Winners that they were, they didn’t seem to care if she was an addict or not, Brown Eyes held on tight. However, the fact that they thought she was, was just insulting for some irrational reason.
Why did she even care? Her brain was fried. Whatever Stan gave her had broken her brain. That was the only explanation.
“Who the hell is Stan?” one voice asked.
Of course, he wouldn’t give his real name. Not to lowlifes. Stan rose above it all.
She felt more than heard the rumble against her back. “I think we have a piece of the puzzle. Call Virus. Give him her description, Stan, and what little info the car yielded. He’s good. I doubt he’s that good, but it’s a start.”
“On it, prez.”
Their words registered in her brain, but meaning and context were lost.
When Stan said he wouldn’t let her shame him, then shoved a bunch of pills down her throat, she foolishly thought he had meant nothing harmful by it. She assumed he’d given her the pills to fog the memory so no one would believe anything she said.
She’d still believed in him as the Stan she known, right up until he’d placed her in the trunk of her own damn car. She believed she’d die in there.
But there were fates worse than death, and apparently, she’d found herself in one.
One she physically couldn’t escape.
She heard the unfamiliar male voices talking but tuned them out for the most part. What was the point of hearing what vile things they planned? Better to live it only once…or not at all if she kept fighting.
There was no hope of escape, but maybe, just maybe, they’d drug her again, or last resort, kill her if she fought too hard.
“Fuck,” her captor growled and stood but didn’t relinquish his hold on her. “I’m bleeding.”
It took her brain a second to catch up, but the backward head butt yielded results. Not the one she hoped for, but blood belonging to someone other than her was a start.
In the standing position, she had more power. She brought her foot down hard on his left ankle. If she could bring him down, she could bolt. Bolting was good.
But instead of him howling in pain, it was her doing the howling. It felt like she’d connected with solid fucking steel instead of flesh and bone.
Now she wouldn’t be bolting anywhere for the foreseeable future.
“Godda…what’s Joanie’s ETA again?” He sounded pissed. Like that scary calm kind of pissed.
Controlled anger terrified her more than blind fury. Uncontrollable rage could be exploited, case in point, stupid ass Stan toward the end.
But caged fury? That was another thing entirely.
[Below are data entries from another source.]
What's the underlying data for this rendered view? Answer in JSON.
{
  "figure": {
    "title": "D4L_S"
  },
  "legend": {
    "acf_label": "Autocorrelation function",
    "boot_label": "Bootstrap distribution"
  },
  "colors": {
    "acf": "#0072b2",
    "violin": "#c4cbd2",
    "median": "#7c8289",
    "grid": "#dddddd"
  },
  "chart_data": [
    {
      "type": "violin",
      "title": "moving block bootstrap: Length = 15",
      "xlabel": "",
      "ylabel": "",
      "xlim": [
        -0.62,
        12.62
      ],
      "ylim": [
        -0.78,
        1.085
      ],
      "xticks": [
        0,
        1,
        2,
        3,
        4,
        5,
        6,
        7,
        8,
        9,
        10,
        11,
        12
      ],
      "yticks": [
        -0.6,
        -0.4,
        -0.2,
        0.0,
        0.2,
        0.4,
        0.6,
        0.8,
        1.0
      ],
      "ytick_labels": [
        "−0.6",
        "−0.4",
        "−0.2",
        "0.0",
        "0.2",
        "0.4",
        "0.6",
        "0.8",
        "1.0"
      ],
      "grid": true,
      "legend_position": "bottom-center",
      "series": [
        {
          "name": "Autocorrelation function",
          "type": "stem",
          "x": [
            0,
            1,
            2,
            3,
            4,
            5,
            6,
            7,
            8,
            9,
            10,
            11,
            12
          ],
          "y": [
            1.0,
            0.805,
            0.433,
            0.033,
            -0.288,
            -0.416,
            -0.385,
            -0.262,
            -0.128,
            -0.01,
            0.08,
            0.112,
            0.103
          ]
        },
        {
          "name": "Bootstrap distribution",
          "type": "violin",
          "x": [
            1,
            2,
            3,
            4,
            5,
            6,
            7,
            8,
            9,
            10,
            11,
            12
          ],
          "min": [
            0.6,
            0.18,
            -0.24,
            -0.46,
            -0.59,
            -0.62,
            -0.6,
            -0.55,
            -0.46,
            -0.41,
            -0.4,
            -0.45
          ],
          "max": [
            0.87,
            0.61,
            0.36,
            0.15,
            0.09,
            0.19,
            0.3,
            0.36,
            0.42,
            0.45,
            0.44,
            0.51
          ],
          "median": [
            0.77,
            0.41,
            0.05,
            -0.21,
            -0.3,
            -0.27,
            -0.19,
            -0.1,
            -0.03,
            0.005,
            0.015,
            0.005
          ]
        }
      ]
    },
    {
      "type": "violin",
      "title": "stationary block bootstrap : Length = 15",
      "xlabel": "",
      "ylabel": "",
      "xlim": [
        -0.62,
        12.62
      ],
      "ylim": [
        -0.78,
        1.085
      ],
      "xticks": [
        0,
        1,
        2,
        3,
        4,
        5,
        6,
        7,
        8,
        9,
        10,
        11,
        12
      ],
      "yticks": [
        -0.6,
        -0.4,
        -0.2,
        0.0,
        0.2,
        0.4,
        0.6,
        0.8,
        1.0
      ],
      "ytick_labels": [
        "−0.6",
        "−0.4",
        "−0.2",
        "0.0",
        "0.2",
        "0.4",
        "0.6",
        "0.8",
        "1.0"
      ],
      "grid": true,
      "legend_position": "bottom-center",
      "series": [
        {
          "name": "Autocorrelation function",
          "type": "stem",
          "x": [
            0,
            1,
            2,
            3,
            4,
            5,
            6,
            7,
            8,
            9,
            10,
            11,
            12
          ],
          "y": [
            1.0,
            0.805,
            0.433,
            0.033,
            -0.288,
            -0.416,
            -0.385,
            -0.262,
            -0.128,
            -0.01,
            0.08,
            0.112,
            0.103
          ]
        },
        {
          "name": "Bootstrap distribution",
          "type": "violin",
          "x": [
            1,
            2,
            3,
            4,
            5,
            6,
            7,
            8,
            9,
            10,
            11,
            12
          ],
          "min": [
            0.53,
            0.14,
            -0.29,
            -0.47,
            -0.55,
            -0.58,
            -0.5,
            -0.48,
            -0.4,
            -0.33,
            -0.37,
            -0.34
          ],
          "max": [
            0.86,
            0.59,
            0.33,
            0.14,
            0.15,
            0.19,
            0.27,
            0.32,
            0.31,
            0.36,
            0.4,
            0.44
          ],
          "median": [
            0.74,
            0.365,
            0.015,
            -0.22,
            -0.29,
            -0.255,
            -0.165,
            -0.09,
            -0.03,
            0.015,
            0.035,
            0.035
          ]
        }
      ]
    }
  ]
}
And the man holding her had it in spades. At least at first. He seemed to catch himself and force a calmer demeanor.
“Right now, Zombie,” a female voice spoke. The first she’d heard since waking up. “Squatch, Hook, out,” the female voice ordered.
A moment passed, and she felt the man behind her nod. She focused on the ambient sounds since she was facing the wall. Her brain was returning, just on slo-mo. She heard boots shuffle and a door close.
“Zombie, loosen your hold a little and let the lady breathe, will ya?” The woman stepped into her field of vision, blond hair, scrubs, and then, bright fucking light shining right in her eyes.
“If I loosen it too much, one of us is likely to end up with permanent damage,” he said, and then he laughed.
Fucking laughed.
All the earlier anger seemed completely dissipated with the arrival of the woman. Maybe she could exploit that relationship to her advantage.
“Hey, hon, I’m Joanie. I’m a nurse, and I’m here to help you. Can you tell me what you took, how long ago, and how much, if you know?”